There is a lesson in this for living. When we live for ourselves, putting our will first, it’s like trying to resist the river. What we want may seem attainable and like the best thing to pursue, but if it’s not in accord with God’s we will meet resistance with little success and ravage ourselves in the process. Even if we succeed, any pleasure or benefit will not last.

Some of us may be satisfied to just struggle to the banks of life where we will try to content ourselves with whatever we have found there. However, temporal things are fleeting in nature and effect. One can only stay on the banks for so long before they stagnate like the water that’s pooled along its edges. One can see these little pools, out of the mainstream, where the water kind of circles around going nowhere and is filled with silt and decayed leaves. Eventually, by staying we will become rotten like the water there, lacking the freshness and vigor of the moving flow. And as we are decaying, we also realize that we have lost the benefits we thought we had derived on the bank; they either disappear or lose their value. Eventually, we must rot there or move on. Even at this point of realization, many will stay simply because of the enormous effort it took to get there, twisting ankles, scraping shins and banging knees along the way. Others may want desperately to move on, but fear having to challenge the river again. This is the fate of the selfish, fearful and complacent. They have pulled themselves out of the will of God and are languishing in the mundane aspect of the world, without hope of ever being fulfilled and always wondering what may have been around the next bend.

Worse still is the fate of those who decide to fight their way back upstream; the arrogant, the rebellious, the self-righteous.

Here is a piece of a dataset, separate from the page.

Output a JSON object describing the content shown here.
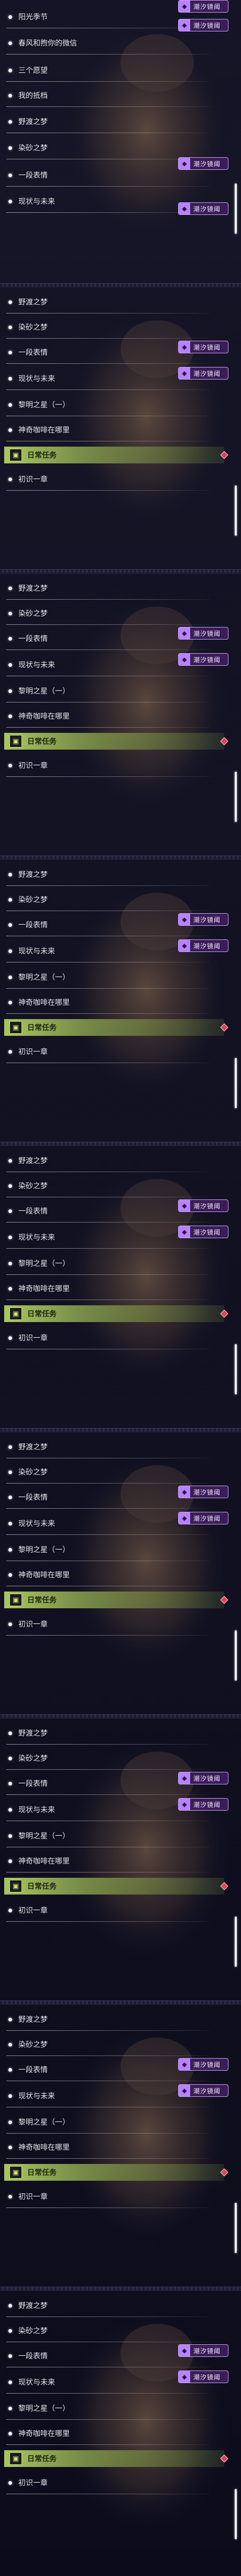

These people are not just seeking their own will; they are in direct opposition to God’s. As they fight their way along, they are bloodied, bruised and eventually broken. For a time, the exhilaration may drive them on, but eventually they will wear down. They are heading away from the true source of their origin and strength. It’s a journey that has no end, not so much because it’s unattainable, but rather, because there is none. One of three things will happen to those fighting against river of God’s will; they will die trying, unfulfilled and unhappy, they will eventually work their way to the banks seeking a refuge that becomes stagnation, or they will surrender and allow the river to guide them back where they needed to go and were intended to be all along.

Now, following the will of God does require surrender (dying to oneself…subjugating your will to His…seeking His Glory, rather than worldly pleasure), but it also requires faith and patience along the way. Following God’s plan does not mean there will not be obstacles; however, He will guide you past or through them all. Sometimes, the situation may seem hopeless and the obstacles insurmountable, but that’s when God reminds us of us His awesome power. He is magnified in our weaknesses and glorified by our salvation! Just like the way He gently guided my head around the boulder when I rested my faith in Him, He will guide you through every difficulty as you follow Him. He may glide you around the boulder, make it disappear or enable you to go right through it. He who created the laws of the universe, will bend those laws to His purpose as He sees fit. All we have to do is surrender and trust in Him. He wants us Home.